The Preload, Create, and Update methods

So now let’s look at our scenes, which will eventually hold the code for our game. If you scroll through, you will see that each scene has a constructor (because it is a class), and also three large methods: preload(), create(), update(). There are also a number of helper functions in Scene 2, but we will talk about the aforementioned three methods because they are integral to understanding Phaser.

With the way we’ve set up the scenes, preload() and create() are in Scene 1 and create() and update() are in Scene 2. These three functions are the main tools that any game using Phaser will utilize.


Let’s start by describing preload() - this function essentially loads things into our game. This can be images, variables, and pretty much anything else that you want to define for your game to use. Things loaded up into the game with preload() are NOT actually used or put anywhere in the game until you use it later. You can think of this method like a storage space that is filled once before the game starts. Most things have to be put into preload() before they are used anywhere in the game.


Next is create(). This function is also relatively straightforward - it runs once at the beginning of the game and allows the user to place the things that they’ve preloaded with preload() and create objects within our game such as animations, collision detectors, text, groups, and much more.


Finally, the last function is update(). While preload() and create() run only once at the start of the game, update() runs constantly.

While playing games, you may have encountered the term “FPS”. This refers to the “frames per second” of the game, or how often a new frame is updated on the screen. A frame is essentially a single call to the update() method. Phaser typically runs at 60 FPS, meaning the update() method is called 60 times in a single second!

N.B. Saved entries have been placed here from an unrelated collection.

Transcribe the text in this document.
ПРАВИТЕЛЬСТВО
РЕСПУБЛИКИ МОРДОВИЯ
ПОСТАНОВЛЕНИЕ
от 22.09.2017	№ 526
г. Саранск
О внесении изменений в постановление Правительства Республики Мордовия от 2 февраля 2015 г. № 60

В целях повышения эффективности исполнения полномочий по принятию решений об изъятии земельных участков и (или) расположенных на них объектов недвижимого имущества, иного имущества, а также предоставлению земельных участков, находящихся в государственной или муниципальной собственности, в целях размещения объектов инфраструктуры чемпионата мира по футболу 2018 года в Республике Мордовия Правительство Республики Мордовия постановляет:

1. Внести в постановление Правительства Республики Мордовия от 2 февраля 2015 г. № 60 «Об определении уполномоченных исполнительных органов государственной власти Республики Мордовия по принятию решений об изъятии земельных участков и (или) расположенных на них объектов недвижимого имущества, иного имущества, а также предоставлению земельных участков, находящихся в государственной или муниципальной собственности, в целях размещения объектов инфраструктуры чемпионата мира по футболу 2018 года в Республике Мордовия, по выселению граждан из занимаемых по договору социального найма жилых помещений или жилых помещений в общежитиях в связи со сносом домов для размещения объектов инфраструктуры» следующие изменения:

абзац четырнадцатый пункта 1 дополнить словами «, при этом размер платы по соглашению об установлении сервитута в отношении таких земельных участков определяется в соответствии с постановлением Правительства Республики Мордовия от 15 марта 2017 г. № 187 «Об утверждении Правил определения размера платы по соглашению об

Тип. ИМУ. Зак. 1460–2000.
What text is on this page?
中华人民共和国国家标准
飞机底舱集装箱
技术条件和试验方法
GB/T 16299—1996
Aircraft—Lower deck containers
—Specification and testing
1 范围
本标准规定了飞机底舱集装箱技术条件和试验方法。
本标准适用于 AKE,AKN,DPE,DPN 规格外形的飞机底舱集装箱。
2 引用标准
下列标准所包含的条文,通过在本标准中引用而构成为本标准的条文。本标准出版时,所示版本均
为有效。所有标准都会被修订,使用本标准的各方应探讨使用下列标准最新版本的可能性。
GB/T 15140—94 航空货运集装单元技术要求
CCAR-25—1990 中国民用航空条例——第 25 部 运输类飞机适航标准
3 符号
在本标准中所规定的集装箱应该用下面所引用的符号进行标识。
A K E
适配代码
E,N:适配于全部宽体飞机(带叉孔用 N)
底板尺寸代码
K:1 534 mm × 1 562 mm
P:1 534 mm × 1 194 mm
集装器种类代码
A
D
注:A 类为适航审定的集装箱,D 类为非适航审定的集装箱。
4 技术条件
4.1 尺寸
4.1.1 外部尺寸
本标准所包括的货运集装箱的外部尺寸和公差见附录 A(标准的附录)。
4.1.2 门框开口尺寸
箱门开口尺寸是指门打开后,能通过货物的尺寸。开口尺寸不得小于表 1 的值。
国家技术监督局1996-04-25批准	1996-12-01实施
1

The update() method is used in a variety of ways. One is for movement - if we assign an object to move a little bit in update(), then when we play the game, it will look like the object is moving smoothly because update() is being called so often that we can’t see the breaks in between each movement. We can also use update() to constantly check whether an input has given. For example, if we want the player to be able to shoot when the spacebar is pressed, we can use an if-statement that checks for the spacebar in the update() function, so that the game is constantly checking for this.